Short answer: You’re right, Reg FD pertains to corporate disclosure.

Long answer: Analysts cannot show one opinion to favored institutions and another to retail investors. (Should be Reg HB for Mr Blodget). That’s one thing BlackRock was trying to tease out of the data–data that only they received.

Black Rock said they’ve stopped doing it and paid for the AG’s costs. What’s the problem? Is that bullying?

Is the story of finance for the last 15 years one where heavy-handed regulators and investigators bully the largest financial operators in the world?

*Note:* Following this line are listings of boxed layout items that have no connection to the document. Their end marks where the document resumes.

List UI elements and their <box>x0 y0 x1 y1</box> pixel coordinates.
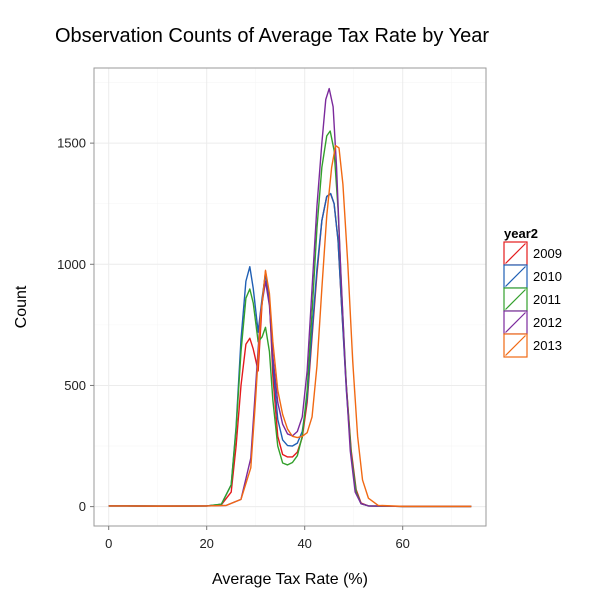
x-tick-label: 60 <box>395 536 409 551</box>
legend-label-2013: 2013 <box>533 338 562 353</box>
series-line-2012 <box>108 87 472 508</box>
plot-panel <box>93 67 487 527</box>
legend-title: year2 <box>504 226 538 241</box>
legend-label-2011: 2011 <box>533 292 561 307</box>
y-axis-label: Count <box>13 285 30 328</box>
legend-key-line-2009 <box>505 243 526 264</box>
x-tick-label: 20 <box>199 536 213 551</box>
legend-label-2010: 2010 <box>533 269 562 284</box>
y-tick-label: 1500 <box>57 136 86 151</box>
legend-label-2009: 2009 <box>533 246 562 261</box>
x-tick-label: 40 <box>297 536 311 551</box>
series-line-2009 <box>108 193 472 508</box>
x-axis-label: Average Tax Rate (%) <box>212 571 368 588</box>
legend-key-line-2013 <box>505 335 526 356</box>
y-tick-label: 500 <box>64 378 86 393</box>
y-tick-label: 0 <box>79 499 86 514</box>
legend-label-2012: 2012 <box>533 315 562 330</box>
series-line-2013 <box>108 144 472 508</box>
legend-key-line-2012 <box>505 312 526 333</box>
legend: year2 2009 2010 2011 2012 2013 <box>503 226 562 358</box>
series-layer <box>108 87 472 508</box>
legend-key-line-2011 <box>505 289 526 310</box>
y-tick-label: 1000 <box>57 257 86 272</box>
axes: 0 20 40 60 0 500 1000 1500 <box>57 136 410 551</box>
chart-title: Observation Counts of Average Tax Rate b… <box>55 25 489 47</box>
series-line-2011 <box>108 130 472 508</box>
series-line-2010 <box>108 192 472 508</box>
x-tick-label: 0 <box>105 536 112 551</box>
legend-key-line-2010 <box>505 266 526 287</box>
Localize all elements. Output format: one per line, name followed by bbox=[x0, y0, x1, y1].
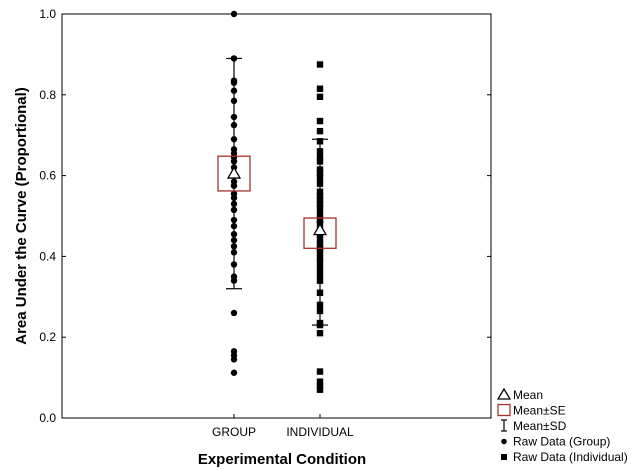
raw-point-individual bbox=[316, 237, 324, 244]
legend-mean-symbol bbox=[496, 387, 512, 400]
y-tick-label: 1.0 bbox=[39, 7, 56, 21]
y-tick-label: 0.6 bbox=[39, 169, 56, 183]
raw-point-group bbox=[230, 121, 238, 129]
raw-point-individual bbox=[316, 271, 324, 278]
raw-point-individual bbox=[316, 382, 324, 389]
legend-label: Raw Data (Group) bbox=[513, 435, 610, 449]
legend-circle-symbol bbox=[501, 438, 507, 445]
raw-point-group bbox=[230, 182, 238, 189]
raw-point-individual bbox=[316, 200, 324, 208]
raw-point-individual bbox=[316, 259, 324, 266]
raw-point-individual bbox=[316, 255, 324, 262]
plot-area-frame bbox=[61, 13, 492, 419]
raw-point-individual bbox=[316, 321, 324, 329]
raw-point-individual bbox=[316, 210, 324, 218]
x-axis-ticks: GROUP INDIVIDUAL bbox=[212, 414, 354, 439]
raw-point-individual bbox=[316, 241, 324, 248]
mean-marker-individual bbox=[312, 222, 328, 236]
raw-point-individual bbox=[316, 216, 324, 224]
x-tick-label-individual: INDIVIDUAL bbox=[286, 425, 354, 439]
y-tick-label: 0.2 bbox=[39, 330, 56, 344]
raw-point-group bbox=[230, 222, 238, 230]
se-box-individual bbox=[303, 217, 337, 249]
raw-point-individual bbox=[316, 158, 324, 165]
raw-point-group bbox=[230, 194, 238, 202]
raw-point-individual bbox=[316, 307, 324, 315]
y-axis-title: Area Under the Curve (Proportional) bbox=[13, 87, 30, 345]
y-axis-ticks: 0.0 0.2 0.4 0.6 0.8 1.0 bbox=[39, 7, 491, 425]
raw-point-individual bbox=[316, 301, 324, 309]
raw-point-individual bbox=[316, 277, 324, 284]
raw-point-individual bbox=[316, 329, 324, 337]
raw-point-group bbox=[230, 200, 238, 208]
raw-point-individual bbox=[316, 188, 324, 195]
raw-point-individual bbox=[316, 204, 324, 212]
y-tick-label: 0.0 bbox=[39, 411, 56, 425]
mean-marker-group bbox=[226, 166, 242, 179]
raw-point-group bbox=[230, 261, 238, 268]
raw-point-group bbox=[230, 55, 238, 62]
raw-point-individual bbox=[316, 289, 324, 296]
y-tick-label: 0.4 bbox=[39, 249, 56, 263]
chart-marks bbox=[217, 10, 337, 393]
legend-label: Raw Data (Individual) bbox=[513, 450, 628, 464]
raw-point-individual bbox=[316, 61, 324, 68]
y-tick-label: 0.8 bbox=[39, 88, 56, 102]
raw-point-individual bbox=[316, 368, 324, 375]
raw-point-group bbox=[230, 356, 238, 363]
raw-point-individual bbox=[316, 192, 324, 199]
raw-point-individual bbox=[316, 196, 324, 204]
raw-point-group bbox=[230, 230, 238, 238]
raw-point-individual bbox=[316, 93, 324, 101]
legend-label: Mean±SD bbox=[513, 419, 567, 433]
se-box-group bbox=[217, 155, 251, 192]
raw-point-individual bbox=[316, 249, 324, 256]
raw-point-group bbox=[230, 309, 238, 317]
raw-point-individual bbox=[316, 265, 324, 272]
raw-point-group bbox=[230, 136, 238, 143]
raw-point-individual bbox=[316, 170, 324, 177]
raw-point-individual bbox=[316, 154, 324, 161]
x-tick-label-group: GROUP bbox=[212, 425, 256, 439]
legend-label: Mean bbox=[513, 388, 543, 402]
legend-se-symbol bbox=[497, 403, 511, 417]
raw-point-group bbox=[230, 243, 238, 250]
raw-point-individual bbox=[316, 148, 324, 155]
raw-point-group bbox=[230, 113, 238, 121]
raw-point-individual bbox=[316, 85, 324, 92]
legend-square-symbol bbox=[501, 454, 507, 460]
raw-point-group bbox=[230, 369, 238, 376]
legend-label: Mean±SE bbox=[513, 404, 566, 418]
raw-point-individual bbox=[316, 378, 324, 385]
raw-point-individual bbox=[316, 127, 324, 135]
raw-point-group bbox=[230, 237, 238, 244]
raw-point-group bbox=[230, 79, 238, 86]
raw-point-group bbox=[230, 97, 238, 105]
raw-point-group bbox=[230, 249, 238, 256]
raw-point-individual bbox=[316, 180, 324, 187]
raw-point-group bbox=[230, 216, 238, 224]
raw-point-group bbox=[230, 158, 238, 165]
x-axis-title: Experimental Condition bbox=[198, 451, 366, 468]
raw-point-group bbox=[230, 87, 238, 94]
raw-point-individual bbox=[316, 166, 324, 173]
raw-point-group bbox=[230, 206, 238, 214]
raw-point-group bbox=[230, 10, 238, 18]
raw-point-group bbox=[230, 277, 238, 284]
raw-point-individual bbox=[316, 117, 324, 125]
raw-point-individual bbox=[316, 174, 324, 181]
raw-point-individual bbox=[316, 386, 324, 393]
raw-point-individual bbox=[316, 138, 324, 145]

By: realist50 Sat, 11 Jan 2014 09:28:33 +0000 Trollmes – Reg FD has zero bearing on what SAE was doing. It applies to information disclosures by securities issuers – i.e., companies – not to disclosures by research analysts.

By: billyjoerob Fri, 10 Jan 2014 16:16:59 +0000 The irony is, BLK was using the info to trade against the analysts, not in front of them.

By: Trollmes Fri, 10 Jan 2014 15:48:22 +0000 Well, there’s Reg FD:
“In December 1999, the SEC proposed Regulation FD. Thousands of individual investors wrote the SEC and voiced their support for the regulation. But support was not unanimous. Large institutional investors, accustomed to benefiting from selectively disclosed material information, fought vigorously against the proposed regulation. They argued that fair disclosure would lead to less disclosure. In October 2000, the SEC ratified Regulation FD.”–From Wikipedia on Reg FD

Findings #26 and #27 make it clear that the success of Black Rock’s program was dependent on analysts’ “willingness to give advance information” and that Black Rock’s interest was in “front-running” analysts’ recommendations. That’s from internal Black Rock emails.

It certainly looks like Black Rock was trying to skirt Reg FD. Why should the A.G. praise that?